During July, Atlanta’s Huckleberry posted a 2.70 ERA with 41 strikeouts over 26.2 innings pitched. And his 2.14 FIP even suggests he’s been a bit unlucky. Strider also only allowed a minuscule .158 average against opposing batters. The rookie has established himself as the team’s second ace behind Max Fried and might even challenge him for the best starter in the rotation sooner rather than later.
To begin the year, Strider dominated out of the bullpen. He boasted a 2.22 ERA and ridiculous 1.45 FIP. Over that same stretch, Strider only allowed batters to hit for a .167 average, striking out 37 of them. Then, he switched roles, but it’s just been more of the same from the hard-throwing righty.
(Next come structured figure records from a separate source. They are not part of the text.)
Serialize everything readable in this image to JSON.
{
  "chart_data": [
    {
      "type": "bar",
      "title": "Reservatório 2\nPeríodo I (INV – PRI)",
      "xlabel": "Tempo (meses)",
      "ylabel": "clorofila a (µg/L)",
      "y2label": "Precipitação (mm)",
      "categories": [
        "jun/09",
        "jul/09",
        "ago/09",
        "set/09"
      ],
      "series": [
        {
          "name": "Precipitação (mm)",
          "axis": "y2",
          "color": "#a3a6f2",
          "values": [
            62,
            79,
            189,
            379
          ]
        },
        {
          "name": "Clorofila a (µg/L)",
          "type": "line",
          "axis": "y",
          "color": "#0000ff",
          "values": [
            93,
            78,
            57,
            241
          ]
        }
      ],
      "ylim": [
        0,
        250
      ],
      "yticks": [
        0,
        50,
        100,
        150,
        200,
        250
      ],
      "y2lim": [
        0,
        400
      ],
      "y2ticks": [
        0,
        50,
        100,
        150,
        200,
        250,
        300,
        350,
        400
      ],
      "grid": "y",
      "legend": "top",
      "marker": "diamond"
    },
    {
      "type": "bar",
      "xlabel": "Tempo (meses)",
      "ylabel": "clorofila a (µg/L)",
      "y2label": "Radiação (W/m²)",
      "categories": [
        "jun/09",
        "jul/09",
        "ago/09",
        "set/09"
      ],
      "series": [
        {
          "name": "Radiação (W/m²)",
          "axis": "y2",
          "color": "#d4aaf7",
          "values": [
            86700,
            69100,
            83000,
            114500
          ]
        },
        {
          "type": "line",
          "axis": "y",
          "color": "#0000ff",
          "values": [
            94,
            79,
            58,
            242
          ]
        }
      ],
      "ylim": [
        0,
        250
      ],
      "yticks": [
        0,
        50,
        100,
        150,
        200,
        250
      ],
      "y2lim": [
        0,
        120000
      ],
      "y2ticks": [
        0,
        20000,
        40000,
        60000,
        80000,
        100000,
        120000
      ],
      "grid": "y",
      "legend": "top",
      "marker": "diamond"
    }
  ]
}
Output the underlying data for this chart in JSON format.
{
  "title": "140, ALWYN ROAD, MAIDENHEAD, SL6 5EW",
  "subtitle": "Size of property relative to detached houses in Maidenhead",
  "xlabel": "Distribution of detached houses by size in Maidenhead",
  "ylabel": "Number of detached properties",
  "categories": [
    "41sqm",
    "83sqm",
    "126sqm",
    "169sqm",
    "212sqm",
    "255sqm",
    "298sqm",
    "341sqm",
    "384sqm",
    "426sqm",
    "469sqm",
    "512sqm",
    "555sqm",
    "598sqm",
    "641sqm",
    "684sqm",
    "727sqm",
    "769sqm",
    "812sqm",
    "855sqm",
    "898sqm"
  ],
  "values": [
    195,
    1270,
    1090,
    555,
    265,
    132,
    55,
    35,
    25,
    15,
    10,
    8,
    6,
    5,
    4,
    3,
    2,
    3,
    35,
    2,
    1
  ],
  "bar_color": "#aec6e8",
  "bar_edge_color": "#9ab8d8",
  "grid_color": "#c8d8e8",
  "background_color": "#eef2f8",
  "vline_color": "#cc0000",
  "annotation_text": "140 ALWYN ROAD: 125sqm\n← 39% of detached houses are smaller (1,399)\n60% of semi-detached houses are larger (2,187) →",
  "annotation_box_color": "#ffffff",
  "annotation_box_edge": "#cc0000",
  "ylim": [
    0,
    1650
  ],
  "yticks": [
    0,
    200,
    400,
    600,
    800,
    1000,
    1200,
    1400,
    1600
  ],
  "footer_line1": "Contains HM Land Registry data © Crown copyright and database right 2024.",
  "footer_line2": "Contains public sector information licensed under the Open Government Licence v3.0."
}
In 13 starts, Strider boasts a 3.77 ERA, but his 2.17 FIP suggests he’s been extremely unlucky. An uncharacteristically terrible outing against the Mets absolutely nuked his ERA, in which Strider only made it through 2.2 innings while surrendering four earned runs. Excluding that wart of a start, Strider’s 3.02 ERA is much more impressive.
Among rookies, Strider leads all pitchers in the MLB in fWAR (3.1) with John Schreiber trailing far behind (1.3 fWAR). He’s also posted an unbelievable 13.85 K/9 over 89.2 innings pitched. He’s by far the best rookie pitcher and might even be in the conversation with some of the top starters in baseball.
Michael Harris is having an equally impressive debut for the Braves. He leads all NL rookie position players in fWAR (2.5) while slashing .289/.328/.496 with an .824 OPS, 11 home runs, 37 RBIs, and 13 stolen bags. He’s been outstanding at the plate, but he’s been even better defensively, reminding many Braves fans of Andruw Jones in centerfield. The rookie surely has several Gold Gloves in his future, accumulating a 3.5 defensive fWAR in just 66 games.
Both players will be instrumental in the Braves’ quest for another World Series.